Republicans denounced the ballot initiative as a blank check for free-spending Democrats, who control both houses of the General Assembly as well as the governor’s office. As revenues continued to outpace predictions, they persisted in saying that Pritzker had more than enough money.
Their reward came in the form of a Pritzker concession to cut fewer of the business and job-producing incentives they negotiated in 2019 with the Democrat, tax breaks the governor touted then but now calls unaffordable “loopholes.” Democrats crafting the budget were planning to cut three programs to generate $636 million in additional revenue. In February, Pritzker proposed eliminating eight incentive programs to save $1 billion.

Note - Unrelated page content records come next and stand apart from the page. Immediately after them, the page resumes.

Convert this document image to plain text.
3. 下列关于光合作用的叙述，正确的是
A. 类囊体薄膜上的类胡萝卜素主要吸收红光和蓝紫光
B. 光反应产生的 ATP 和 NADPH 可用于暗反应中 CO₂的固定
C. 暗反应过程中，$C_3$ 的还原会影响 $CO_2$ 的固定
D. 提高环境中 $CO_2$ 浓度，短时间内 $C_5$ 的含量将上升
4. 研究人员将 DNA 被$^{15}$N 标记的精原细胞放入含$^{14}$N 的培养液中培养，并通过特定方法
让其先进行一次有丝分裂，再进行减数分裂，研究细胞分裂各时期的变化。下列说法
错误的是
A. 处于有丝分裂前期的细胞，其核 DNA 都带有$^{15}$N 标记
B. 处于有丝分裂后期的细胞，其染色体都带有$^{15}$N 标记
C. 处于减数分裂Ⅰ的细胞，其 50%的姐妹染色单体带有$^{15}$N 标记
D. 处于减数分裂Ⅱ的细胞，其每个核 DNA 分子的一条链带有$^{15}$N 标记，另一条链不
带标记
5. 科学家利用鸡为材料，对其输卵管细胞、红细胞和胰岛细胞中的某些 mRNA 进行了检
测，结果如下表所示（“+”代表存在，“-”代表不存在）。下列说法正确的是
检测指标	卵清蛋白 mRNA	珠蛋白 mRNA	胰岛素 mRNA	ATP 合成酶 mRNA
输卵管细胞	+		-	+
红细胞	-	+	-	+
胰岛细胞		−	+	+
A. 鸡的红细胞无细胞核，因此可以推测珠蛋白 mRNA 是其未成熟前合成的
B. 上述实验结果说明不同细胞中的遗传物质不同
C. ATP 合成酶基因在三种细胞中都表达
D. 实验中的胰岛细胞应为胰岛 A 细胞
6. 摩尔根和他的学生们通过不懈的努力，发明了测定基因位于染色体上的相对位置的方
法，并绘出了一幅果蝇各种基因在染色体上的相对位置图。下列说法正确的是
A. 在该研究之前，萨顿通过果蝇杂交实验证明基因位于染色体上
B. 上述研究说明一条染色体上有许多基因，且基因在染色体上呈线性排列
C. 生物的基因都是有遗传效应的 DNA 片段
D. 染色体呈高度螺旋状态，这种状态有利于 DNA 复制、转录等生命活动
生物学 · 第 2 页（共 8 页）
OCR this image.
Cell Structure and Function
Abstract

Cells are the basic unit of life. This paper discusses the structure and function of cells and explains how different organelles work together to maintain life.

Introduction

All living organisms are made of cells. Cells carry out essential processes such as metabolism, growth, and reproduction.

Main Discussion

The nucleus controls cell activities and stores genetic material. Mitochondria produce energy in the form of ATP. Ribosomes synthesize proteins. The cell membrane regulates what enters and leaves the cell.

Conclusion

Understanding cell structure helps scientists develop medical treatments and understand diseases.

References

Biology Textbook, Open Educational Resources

Pandemic-battered sectors of the state would get $1.5 billion from Illinois’ allotment of American Rescue Plan Act. Hundreds of millions of dollars would be reserved for the Department of Human Services for programs to help the homeless, prevent suicide, counsel schoolchildren through the last year’s trauma, and provide services “for our first responders who have gone through a year of hell and deserve all the support we can give them,” Harris said. The ailing tourism and hospitality industries would receive $578 million.
Illinois borrowed $5 billion from the federal government to pay unemployment benefits for those the pandemic displaced. ARPA would provide $100 million to pay interest on that loan, but principal retirement would wait.
But another huge pandemic-relief debt is off the books. The state owed $1.2 billion — payable by December 2023 — on a $3.2 billion federal loan. Pritzker and legislative leaders announced last month that they’d pay that loan off early, saving $100 million in interest.